Wednesday, October 28, 2009
2:11 PM TweetThis
  • Contrary to opinion, the stock market will embrace a tightening monetary policy, says Jeffries & Co. chief strategist Art Hogan. Rather than seeing higher corporate borrowing costs, he says, investors will know the moves are coming because of positive economic signals: "The Fed has a pretty good picture of the economy, and can usually see around the corner."

This news story has 11 comments:

  •  
    So the market likes rates being lowered and being raised?

    If this is true, all the Fed has to do is constantly adjust rates and the market will go to infinity.
    Oct 28 02:18 PM | Link | Reply
  •  
    "The Fed has a pretty good picture of the economy, and can usually see around the corner."
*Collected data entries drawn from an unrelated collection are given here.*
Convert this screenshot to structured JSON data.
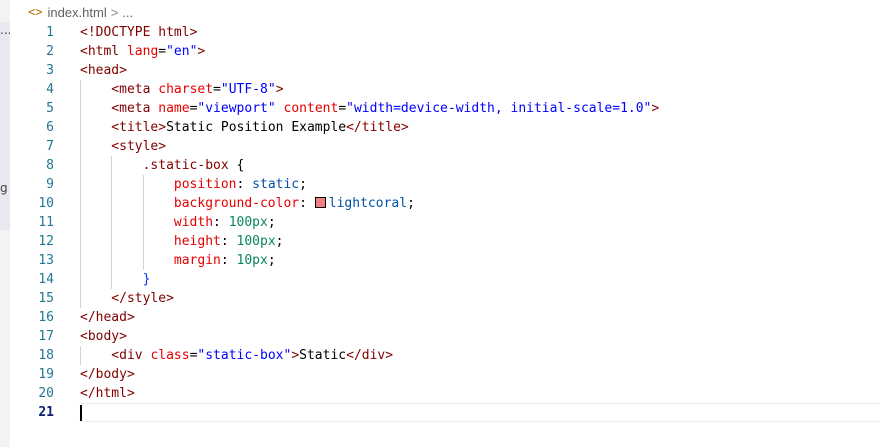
{
  "breadcrumb": {
    "icon": "<>",
    "file": "index.html",
    "separator": ">",
    "ellipsis": "..."
  },
  "sidebar": {
    "fragment_top": "...",
    "fragment_mid": "g"
  },
  "editor": {
    "current_line": 21,
    "colors": {
      "swatch": "#f08080",
      "line_number": "#237893",
      "current_line_number": "#0b216f"
    },
    "lines": [
      {
        "n": "1",
        "guides": 0,
        "tokens": [
          {
            "c": "t-tag",
            "t": "<!DOCTYPE html>"
          }
        ]
      },
      {
        "n": "2",
        "guides": 0,
        "tokens": [
          {
            "c": "t-tag",
            "t": "<html "
          },
          {
            "c": "t-attr",
            "t": "lang"
          },
          {
            "c": "t-punc",
            "t": "="
          },
          {
            "c": "t-str",
            "t": "\"en\""
          },
          {
            "c": "t-tag",
            "t": ">"
          }
        ]
      },
      {
        "n": "3",
        "guides": 0,
        "tokens": [
          {
            "c": "t-tag",
            "t": "<head>"
          }
        ]
      },
      {
        "n": "4",
        "guides": 1,
        "tokens": [
          {
            "c": "t-tag",
            "t": "<meta "
          },
          {
            "c": "t-attr",
            "t": "charset"
          },
          {
            "c": "t-punc",
            "t": "="
          },
          {
            "c": "t-str",
            "t": "\"UTF-8\""
          },
          {
            "c": "t-tag",
            "t": ">"
          }
        ]
      },
      {
        "n": "5",
        "guides": 1,
        "tokens": [
          {
            "c": "t-tag",
            "t": "<meta "
          },
          {
            "c": "t-attr",
            "t": "name"
          },
          {
            "c": "t-punc",
            "t": "="
          },
          {
            "c": "t-str",
            "t": "\"viewport\""
          },
          {
            "c": "t-text",
            "t": " "
          },
          {
            "c": "t-attr",
            "t": "content"
          },
          {
            "c": "t-punc",
            "t": "="
          },
          {
            "c": "t-str",
            "t": "\"width=device-width, initial-scale=1.0\""
          },
          {
            "c": "t-tag",
            "t": ">"
          }
        ]
      },
      {
        "n": "6",
        "guides": 1,
        "tokens": [
          {
            "c": "t-tag",
            "t": "<title>"
          },
          {
            "c": "t-text",
            "t": "Static Position Example"
          },
          {
            "c": "t-tag",
            "t": "</title>"
          }
        ]
      },
      {
        "n": "7",
        "guides": 1,
        "tokens": [
          {
            "c": "t-tag",
            "t": "<style>"
          }
        ]
      },
      {
        "n": "8",
        "guides": 2,
        "tokens": [
          {
            "c": "t-sel",
            "t": ".static-box"
          },
          {
            "c": "t-text",
            "t": " "
          },
          {
            "c": "t-punc",
            "t": "{"
          }
        ]
      },
      {
        "n": "9",
        "guides": 3,
        "tokens": [
          {
            "c": "t-prop",
            "t": "position"
          },
          {
            "c": "t-punc",
            "t": ": "
          },
          {
            "c": "t-val",
            "t": "static"
          },
          {
            "c": "t-punc",
            "t": ";"
          }
        ]
      },
      {
        "n": "10",
        "guides": 3,
        "tokens": [
          {
            "c": "t-prop",
            "t": "background-color"
          },
          {
            "c": "t-punc",
            "t": ": "
          },
          {
            "c": "swatch",
            "t": ""
          },
          {
            "c": "t-val",
            "t": "lightcoral"
          },
          {
            "c": "t-punc",
            "t": ";"
          }
        ]
      },
      {
        "n": "11",
        "guides": 3,
        "tokens": [
          {
            "c": "t-prop",
            "t": "width"
          },
          {
            "c": "t-punc",
            "t": ": "
          },
          {
            "c": "t-num",
            "t": "100px"
          },
          {
            "c": "t-punc",
            "t": ";"
          }
        ]
      },
      {
        "n": "12",
        "guides": 3,
        "tokens": [
          {
            "c": "t-prop",
            "t": "height"
          },
          {
            "c": "t-punc",
            "t": ": "
          },
          {
            "c": "t-num",
            "t": "100px"
          },
          {
            "c": "t-punc",
            "t": ";"
          }
        ]
      },
      {
        "n": "13",
        "guides": 3,
        "tokens": [
          {
            "c": "t-prop",
            "t": "margin"
          },
          {
            "c": "t-punc",
            "t": ": "
          },
          {
            "c": "t-num",
            "t": "10px"
          },
          {
            "c": "t-punc",
            "t": ";"
          }
        ]
      },
      {
        "n": "14",
        "guides": 2,
        "tokens": [
          {
            "c": "t-brace",
            "t": "}"
          }
        ]
      },
      {
        "n": "15",
        "guides": 1,
        "tokens": [
          {
            "c": "t-tag",
            "t": "</style>"
          }
        ]
      },
      {
        "n": "16",
        "guides": 0,
        "tokens": [
          {
            "c": "t-tag",
            "t": "</head>"
          }
        ]
      },
      {
        "n": "17",
        "guides": 0,
        "tokens": [
          {
            "c": "t-tag",
            "t": "<body>"
          }
        ]
      },
      {
        "n": "18",
        "guides": 1,
        "tokens": [
          {
            "c": "t-tag",
            "t": "<div "
          },
          {
            "c": "t-attr",
            "t": "class"
          },
          {
            "c": "t-punc",
            "t": "="
          },
          {
            "c": "t-str",
            "t": "\"static-box\""
          },
          {
            "c": "t-tag",
            "t": ">"
          },
          {
            "c": "t-text",
            "t": "Static"
          },
          {
            "c": "t-tag",
            "t": "</div>"
          }
        ]
      },
      {
        "n": "19",
        "guides": 0,
        "tokens": [
          {
            "c": "t-tag",
            "t": "</body>"
          }
        ]
      },
      {
        "n": "20",
        "guides": 0,
        "tokens": [
          {
            "c": "t-tag",
            "t": "</html>"
          }
        ]
      },
      {
        "n": "21",
        "guides": 0,
        "tokens": []
      }
    ]
  }
}
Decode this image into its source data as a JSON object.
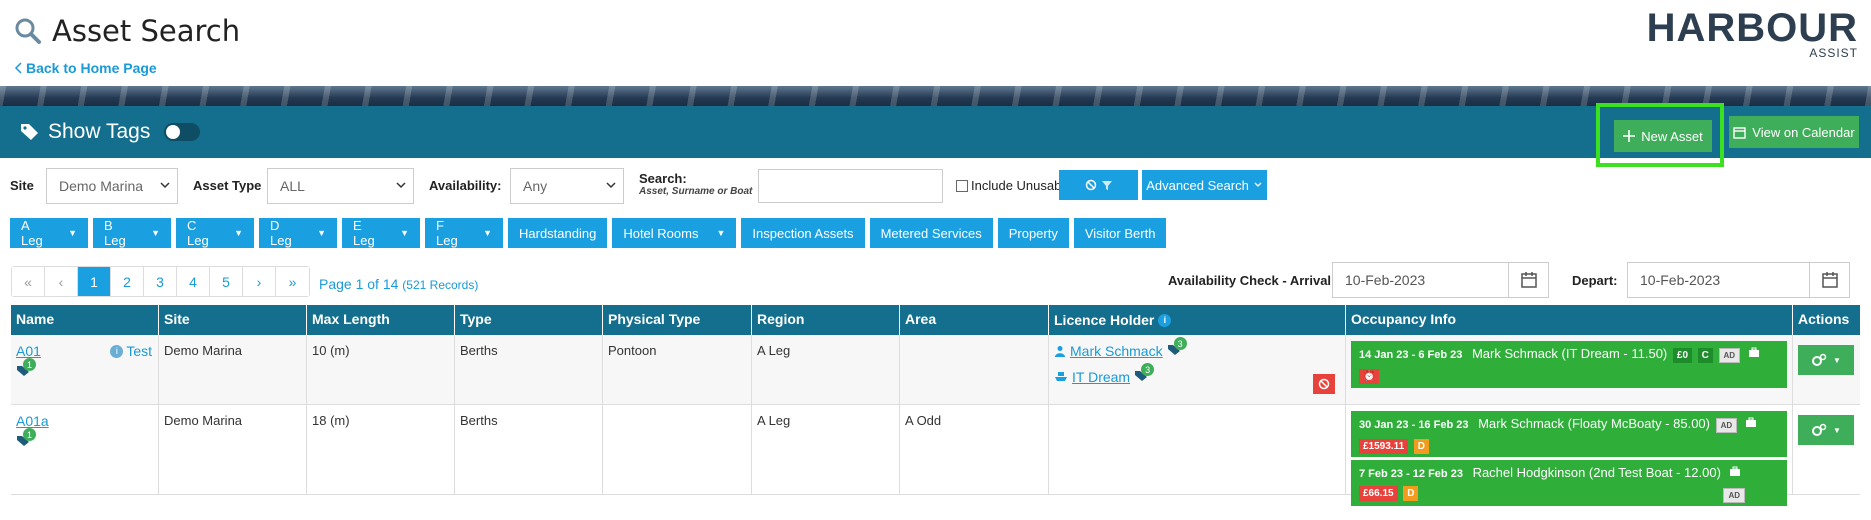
{
  "header": {
    "title": "Asset Search",
    "back_link": "Back to Home Page",
    "logo_main": "HARBOUR",
    "logo_sub": "ASSIST"
  },
  "toolbar": {
    "show_tags": "Show Tags",
    "new_asset": "New Asset",
    "view_calendar": "View on Calendar"
  },
  "filters": {
    "site_label": "Site",
    "site_value": "Demo Marina",
    "asset_type_label": "Asset Type",
    "asset_type_value": "ALL",
    "availability_label": "Availability:",
    "availability_value": "Any",
    "search_label": "Search:",
    "search_hint": "Asset, Surname or Boat",
    "search_value": "",
    "include_unusable": "Include Unusable",
    "advanced_search": "Advanced Search"
  },
  "tag_buttons": [
    {
      "label": "A Leg",
      "caret": true
    },
    {
      "label": "B Leg",
      "caret": true
    },
    {
      "label": "C Leg",
      "caret": true
    },
    {
      "label": "D Leg",
      "caret": true
    },
    {
      "label": "E Leg",
      "caret": true
    },
    {
      "label": "F Leg",
      "caret": true
    },
    {
      "label": "Hardstanding",
      "caret": false
    },
    {
      "label": "Hotel Rooms",
      "caret": true
    },
    {
      "label": "Inspection Assets",
      "caret": false
    },
    {
      "label": "Metered Services",
      "caret": false
    },
    {
      "label": "Property",
      "caret": false
    },
    {
      "label": "Visitor Berth",
      "caret": false
    }
  ],
  "pagination": {
    "items": [
      "«",
      "‹",
      "1",
      "2",
      "3",
      "4",
      "5",
      "›",
      "»"
    ],
    "page_info": "Page 1 of 14",
    "records": "(521 Records)"
  },
  "availability": {
    "arrival_label": "Availability Check - Arrival:",
    "arrival_value": "10-Feb-2023",
    "depart_label": "Depart:",
    "depart_value": "10-Feb-2023"
  },
  "table": {
    "columns": [
      "Name",
      "Site",
      "Max Length",
      "Type",
      "Physical Type",
      "Region",
      "Area",
      "Licence Holder",
      "Occupancy Info",
      "Actions"
    ],
    "rows": [
      {
        "name": "A01",
        "name_note": "Test",
        "tag_count": "1",
        "site": "Demo Marina",
        "max_length": "10 (m)",
        "type": "Berths",
        "physical_type": "Pontoon",
        "region": "A Leg",
        "area": "",
        "holders": [
          {
            "name": "Mark Schmack",
            "count": "3"
          },
          {
            "name": "IT Dream",
            "count": "3"
          }
        ],
        "occupancy": [
          {
            "dates": "14 Jan 23 - 6 Feb 23",
            "who": "Mark Schmack (IT Dream - 11.50)",
            "chip1": "£0",
            "chip2": "C",
            "chip3": "AD"
          }
        ]
      },
      {
        "name": "A01a",
        "tag_count": "1",
        "site": "Demo Marina",
        "max_length": "18 (m)",
        "type": "Berths",
        "physical_type": "",
        "region": "A Leg",
        "area": "A Odd",
        "occupancy": [
          {
            "dates": "30 Jan 23 - 16 Feb 23",
            "who": "Mark Schmack (Floaty McBoaty - 85.00)",
            "chip_ad": "AD",
            "amount": "£1593.11",
            "flag": "D"
          },
          {
            "dates": "7 Feb 23 - 12 Feb 23",
            "who": "Rachel Hodgkinson (2nd Test Boat - 12.00)",
            "chip_ad": "AD",
            "amount": "£66.15",
            "flag": "D"
          }
        ]
      }
    ]
  }
}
    Yeah, their track record is impeccable isn't it? What a load of Fed cheerleading that is. Hogan's constant appearances on CNBC should be enough of a clue for you.
    Oct 28 02:24 PM | Link | Reply
  •  
    That is the funniest thing I've read all day: "The Fed has a pretty good picture of the economy, and can usually see around the corner."
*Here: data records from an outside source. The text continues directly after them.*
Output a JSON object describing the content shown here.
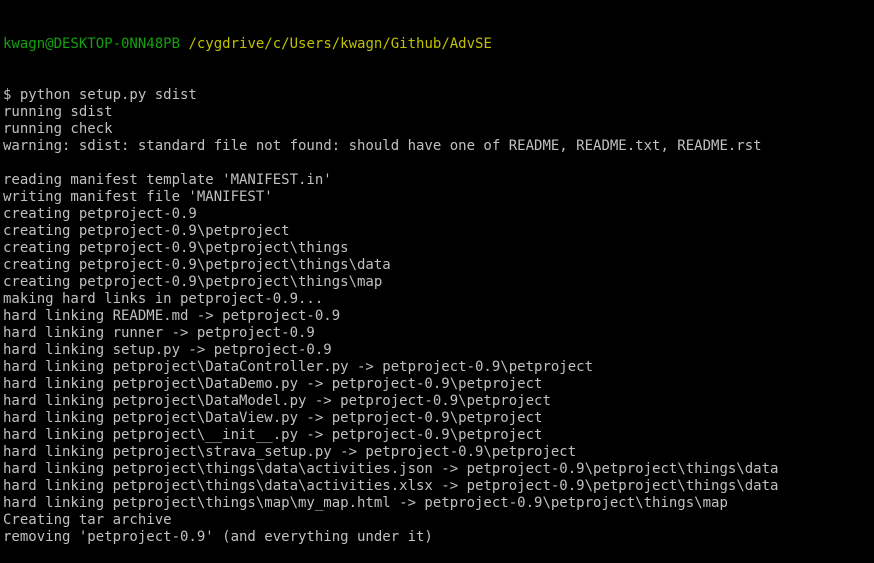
{
  "prompt": {
    "user_host": "kwagn@DESKTOP-0NN48PB",
    "path": "/cygdrive/c/Users/kwagn/Github/AdvSE"
  },
  "output_lines": [
    "$ python setup.py sdist",
    "running sdist",
    "running check",
    "warning: sdist: standard file not found: should have one of README, README.txt, README.rst",
    "",
    "reading manifest template 'MANIFEST.in'",
    "writing manifest file 'MANIFEST'",
    "creating petproject-0.9",
    "creating petproject-0.9\\petproject",
    "creating petproject-0.9\\petproject\\things",
    "creating petproject-0.9\\petproject\\things\\data",
    "creating petproject-0.9\\petproject\\things\\map",
    "making hard links in petproject-0.9...",
    "hard linking README.md -> petproject-0.9",
    "hard linking runner -> petproject-0.9",
    "hard linking setup.py -> petproject-0.9",
    "hard linking petproject\\DataController.py -> petproject-0.9\\petproject",
    "hard linking petproject\\DataDemo.py -> petproject-0.9\\petproject",
    "hard linking petproject\\DataModel.py -> petproject-0.9\\petproject",
    "hard linking petproject\\DataView.py -> petproject-0.9\\petproject",
    "hard linking petproject\\__init__.py -> petproject-0.9\\petproject",
    "hard linking petproject\\strava_setup.py -> petproject-0.9\\petproject",
    "hard linking petproject\\things\\data\\activities.json -> petproject-0.9\\petproject\\things\\data",
    "hard linking petproject\\things\\data\\activities.xlsx -> petproject-0.9\\petproject\\things\\data",
    "hard linking petproject\\things\\map\\my_map.html -> petproject-0.9\\petproject\\things\\map",
    "Creating tar archive",
    "removing 'petproject-0.9' (and everything under it)"
  ],
  "colors": {
    "background": "#000000",
    "text": "#c0c0c0",
    "prompt_user": "#13a10e",
    "prompt_path": "#c1c100"
  }
}
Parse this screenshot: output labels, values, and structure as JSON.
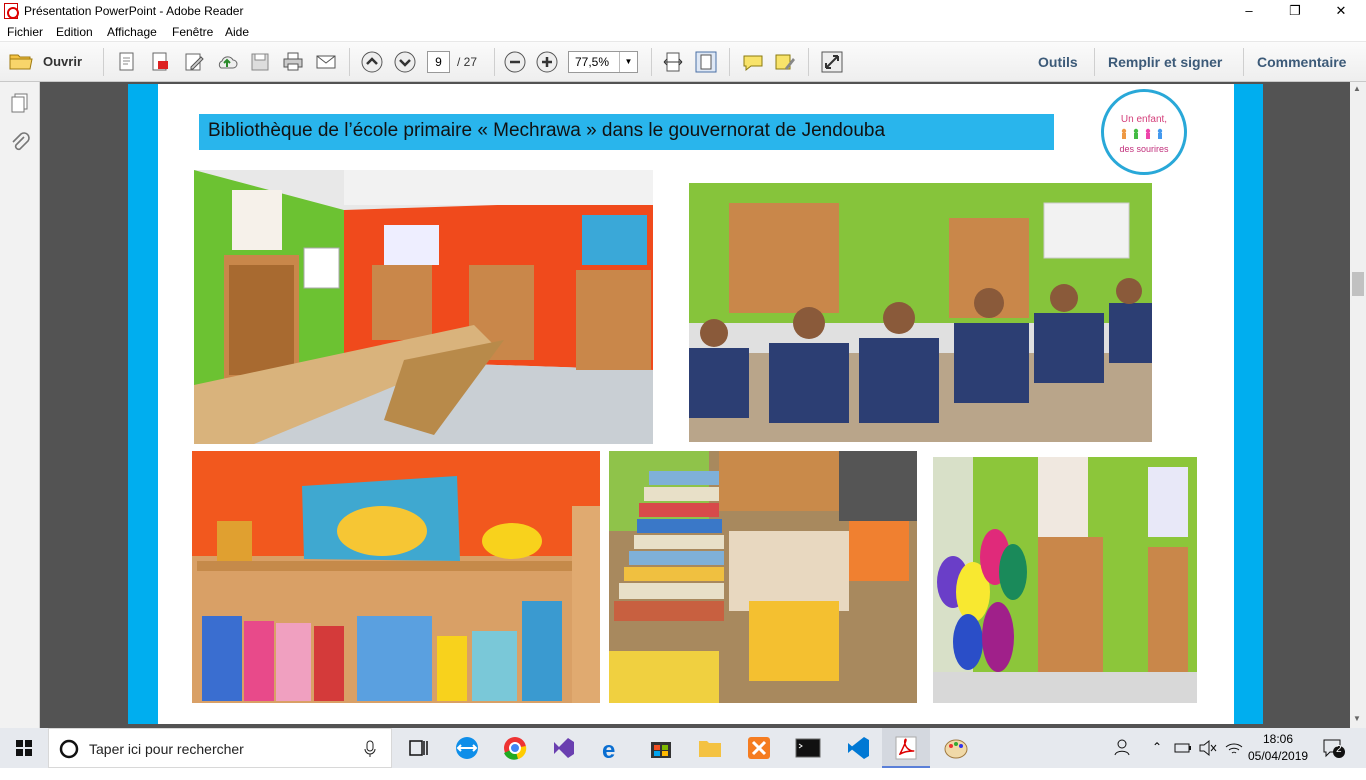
{
  "window": {
    "title": "Présentation PowerPoint - Adobe Reader"
  },
  "menu": [
    "Fichier",
    "Edition",
    "Affichage",
    "Fenêtre",
    "Aide"
  ],
  "toolbar": {
    "open_label": "Ouvrir",
    "page_current": "9",
    "page_total": "/ 27",
    "zoom": "77,5%",
    "tools_label": "Outils",
    "fill_sign_label": "Remplir et signer",
    "comment_label": "Commentaire"
  },
  "slide": {
    "heading": "Bibliothèque de l’école primaire « Mechrawa » dans le gouvernorat de Jendouba",
    "logo_line1": "Un enfant,",
    "logo_line2": "des sourires"
  },
  "taskbar": {
    "search_placeholder": "Taper ici pour rechercher",
    "time": "18:06",
    "date": "05/04/2019",
    "notifications": "2"
  },
  "colors": {
    "slide_border": "#00aeef",
    "heading_bg": "#29b5ec",
    "viewer_bg": "#535353"
  }
}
    How can you not laugh at these bozzo's
    Oct 28 02:24 PM | Link | Reply
  •  
    "The Fed has a pretty good picture of the economy, and can usually see around the corner."
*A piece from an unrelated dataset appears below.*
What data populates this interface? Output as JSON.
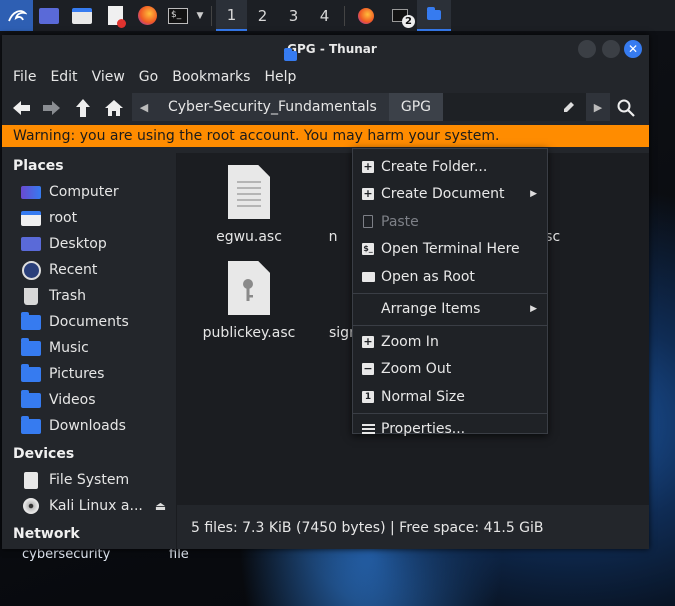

    Huh? So much for hindsight being 20/20.......
    Oct 28 02:25 PM | Link | Reply
  •  
    OMG talk about when you cant dazzle them with your brilliance baffle them with your BS

    market goes up because the FED has loose zero rate philosophy, market goes up because the FED has tightening higher rate philosophy,
    Oct 28 02:25 PM | Link | Reply
  •  
    Aldous Huxley could not have said it better himself.
    Oct 28 02:28 PM | Link | Reply
  •  
    Just like the market plunged last year on interest rate cuts. Eventually the rate increases will impact the economy, but with the economy turning it'll be a long time before interest rate increases have an impact. Changing the fed funds rate to .5% can hardly be seen as bearish.
    Oct 28 02:34 PM | Link | Reply
  •  
    And how come Ben didn't see the around the corner of the housing crisis?
    Oct 28 02:35 PM | Link | Reply
  •  
    What point is Mr. Hogan driving at? That the Fed should raise rates just to psych out the market?
    Oct 28 02:46 PM | Link | Reply
  •  
    Dont bet on it, IMO at the slightest hint that the Fed may tighten will be the proverbial "straw breaking the Camels back", and thats because everyone will not to be the one left holding the bag the resulting rush to sell will be a selling Tsunami.


    On Oct 28 02:34 PM Stone Fox Capital wrote:

    > Just like the market plunged last year on interest rate cuts. Eventually
    > the rate increases will impact the economy, but with the economy
    > turning it'll be a long time before interest rate increases have
    > an impact. Changing the fed funds rate to .5% can hardly be seen
    > as bearish.
    Oct 28 03:04 PM | Link | Reply
  •  
    "The Fed has a pretty good picture of the economy, and can usually see around the corner." Ha, Ha, Ha. I think I am seeing Laugh-in re-runs.